Cyberattacks are increasingly orchestrated in official mobile app stores. Being completely free software, Android has experienced several risk situations in which user data has been compromised and, apparently, cyber attackers are taking advantage of security holes in the Google Play Store to introduce their malware programs. in various applications. Hundreds of them have already been detected and experts have offered advice on how to protect yourself.
In a world in which applications are our daily bread, since we must download them to take advantage of our smartphones and have the need to use them for pure entertainment or to perform our daily tasks, organizations coexist that try to put all of our resources at risk. data with the sole objective of obtaining good loot.
In this area, Android is one of the most affected operating systems, since reports from researchers have already reported hundreds of applications that have been infected in the official Google Play Store between June 2023 and April 2024.
Although large companies have a fairly reinforced cybersecurity defense wall, they are not exempt from possible cyber attacks that occur constantly throughout the year. Without going any further, threat intelligence researchers Zscaler have described that since the beginning of this year more than 90 malicious applications from the Play Store have been downloaded, with a total of 5.5 million downloads.
Main threats
The same report reflects that for several months a set of malware families were identified that acted aggressively against the privacy of Android users. Most of them were discovered in the tools, personalization, photography, productivity and lifestyle categories:
- Joker: covers 38.2% of the applications investigated and is responsible for capturing information and SMS messages that subscribe its victims to premium services.
- Adware: accounts for 35.9% of the total and is based on applications that consume Internet bandwidth and battery due to the introduction of fraudulent advertisements.
- Facestealer: represents 14.7% and thieves are responsible for stealing Facebook account credentials through the use of phishing, with forms on legitimate social media applications.
- Coper: Used in 3.7% of applications and also acts as an SMS message interceptor and phishing page launcher.
- Loanly Installer: reaches 2.3% and is another of the dangerous viruses that extracts your information.
- Harly – A Trojan introduced into 1.4% of Play Store tools that is also used for premium subscriptions.
- Anatsa: Affects 0.9% and attacks more than 650 banking applications worldwide.
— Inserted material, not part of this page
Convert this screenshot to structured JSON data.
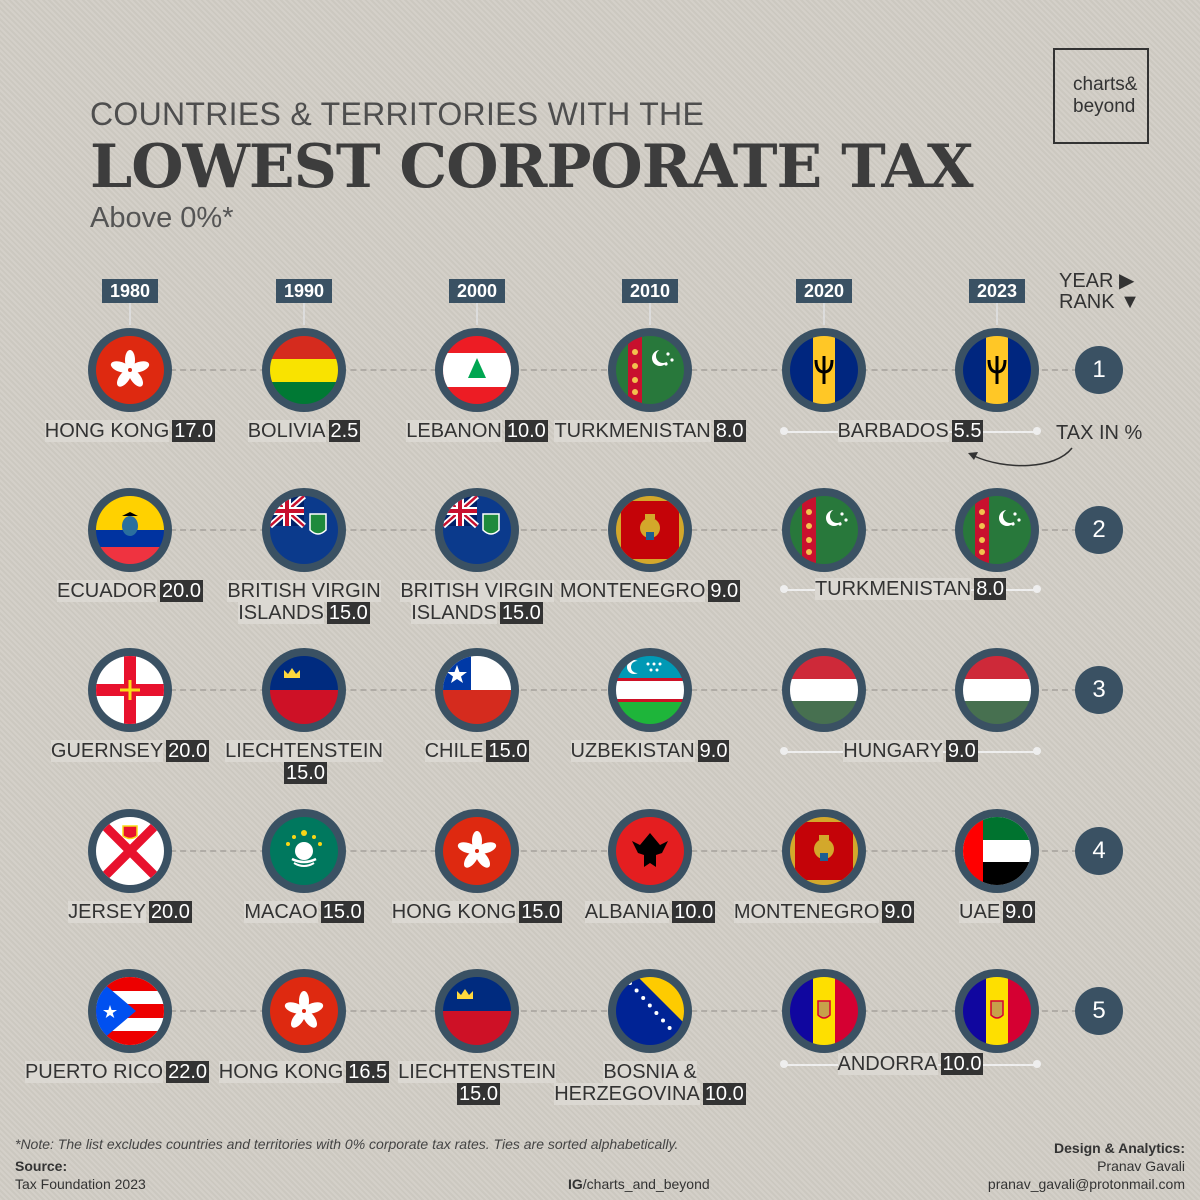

However, although they tend to be the most common, there are others that are very forceful and harmful, such as the case of the Necro malware loader for Android, which was downloaded 11 million times, the Goldoson malware, which was found in 60 official applications with a total of 100 million downloads, or that of SpyLoan, which last year was found in Google Play applications with 12 million downloads.
How to avoid the installation of malicious applications?
To know the recommendations for firmly avoiding the installation of malware in the Google Play Store, you must first carefully read the reviews written by other users to see the problems that are usually reported before you start downloading anything. Next, many applications will ask you to verify the installation permissions, so it may be time to cancel the process if you notice that these requirements are highly dubious.
Be that as it may, the Zscaler reports have set off alarm bells and Google has already set to work to calm the community and release a statement explaining that the malicious versions of the applications identified with malware have been eliminated, so that your confidential information is safe.
“Android users are automatically protected against known versions of the malware mentioned in this report using Google Play Protect, which is enabled by default on Android devices with Google Play Services. “Google Play Protect can warn users or block apps that are known to exhibit malicious behavior, even when they come from sources outside of the Play Store.”